Sacked via email
Tuesday, 13th January, 2015
By Andrew Robertson
A former employee of Macquarie Drilling who was sacked via email has been left “distressed” and thousands of dollars out of pocket following the company’s collapse.
Macquarie, which operates drilling services in five states and has a base on Kanandah Road, and two sister companies went into voluntary administration on December 29.
The husband of a former local employee told the BDT yesterday staff were notified on the same day via internal emails that they no longer had jobs.
But he said a number of employees, including his wife, were not at work at the time and had to learn the disturbing news from work colleagues.
“Employees who were on leave at the time were not otherwise notified by any other form of communication by Macquarie Drilling management, in fact they had to hear the information from other employees of the company who had got the information second hand,” the man, who did not want to be named, said in an email to the BDT.
He also said Macquarie went into administration the day before employees were paid and still owed staff their final wages, along with annual and long service leave, reimbursements and redundancy pay.
A check of his wife’s superannuation account also revealed she had not received any contributions for the last 12 months.
“In today’s day and age, how on earth can a company get away with not paying workers superannuation entitlements for as long as Macquarie Drilling has?”
The man, whose wife had worked for Macquarie for eight years, told the BDT that local employees had no inkling of what owner Michael Petrozzi was planning.
“There was no communication with staff.”
He said he decided to speak out following comments by a spokesman for administrators Deloitte, who told the BDT that despite the changes it was “business as usual” for Macquarie.
“The fact that workers are redundant and have not been paid out their entitlements and 12 months worth of superannuation contributions couldn’t be any further from business as usual and having no impact.”
He also said Deloitte’s request that former employees not talk to the media, but instead to redirect enquiries to Deloitte, “couldn’t be more insulting”.
“Obviously eight years working for the company means absolutely nothing to Macquarie Drilling management.
“My wife, as you could imagine is quite distressed about this whole incident and appears to be showing signs of depression and anxiety as a result of losing her job and more importantly all of her unpaid wages and entitlements.
“I am certainly trying my best to help her through this difficult time, especially considering the timing of the Christmas holiday period.”
Deloitte has since licensed Macquarie to another company controlled by Mr Petrozzi.
Administrator Neil Cussen said this was done so as to “preserve the business during the administration period to enable a possible restructure or sale”.
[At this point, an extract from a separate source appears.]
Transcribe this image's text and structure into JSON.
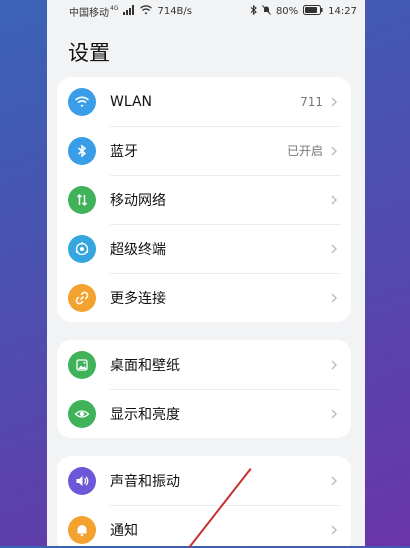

He said without the licence agreement Macquarie would have ceased to trade some weeks ago, with the loss of around 120 employees across the country.
“Jobs for around 80 people, including approximately 15 in Broken Hill, have been retained in the medium term while we consider a range of options, including restructuring and the full or part sale of the business. If this can be achieved, we would hope that jobs will be retained.”
He said with insufficient cash to continue to trade all of Macquarie’s employees were terminated soon after the appointment of Deloitte.
Mr Petrozzi, through his other company, then chose which former employees he wanted to take on under the licence agreement, Mr Cussen explained.
“I appreciate this is a difficult time for affected employees, and particularly those who have lost their jobs.
“But the arrangement we have in place has provided continuity of service for clients of the business and ongoing work for a significant number of people.
“This is a good outcome in difficult circumstances.”
It’s understood Macquarie also owes thousands of dollars to a number of local businesses.
At an initial creditors meeting held on Friday administrators outlined their role and initial findings regarding the company’s position.
A second meeting will to take place before February 10, when creditors may determine whether or not the company will be wound up or is to enter into a Deed of Arrangement.